Most importantly, Kozloff makes no mention of government efforts to tackle crime, specifically the successful deployment of the National Guard to violent areas and the ongoing process of police reform, one which began in 2005 and is beginning to bear fruit. Given the fact that the police are often the problem but also indispensable to the solution, a reform process was considered the necessary precondition for any effort to attack violent crime at its roots. Such omissions are not surprising for someone whose perspective is limited to the “center,” as located between the government and the right.

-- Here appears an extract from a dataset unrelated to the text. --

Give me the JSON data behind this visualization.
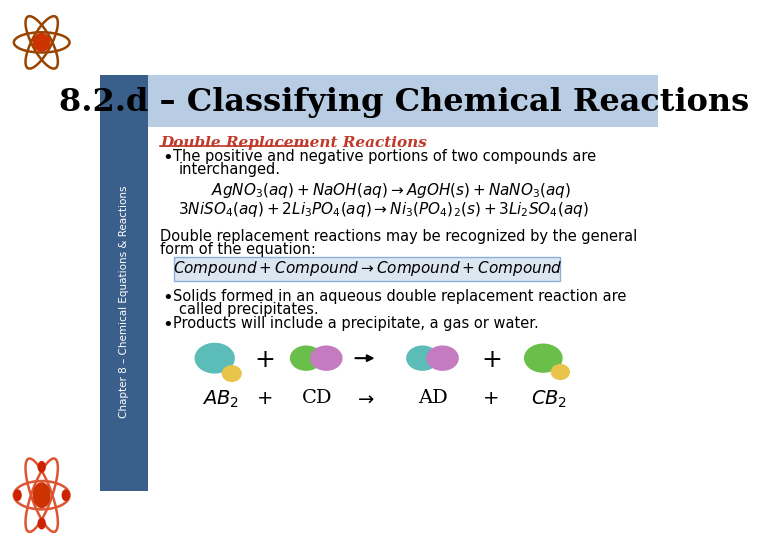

Caracas indeed needs “saving,” but we won’t be able to help if we limit ourselves to the Chavista/Anti-Chavista binary, one which in the pursuit of objectivity effectively does the work of the oligarchic opposition. There are a multitude of revolutionaries on the ground struggling for their city and their country, attacking both the right and the corrupt and bureaucratic Chavista center, and we will understand little if we systematically ignore their efforts or rob them of their autonomy through fidelity to an analytic binary whose very validity has been decisively ruptured by the Bolivarian Revolution.George Ciccariello-Maher is a Ph.D. candidate in political theory at UC Berkeley. He lives in Caracas.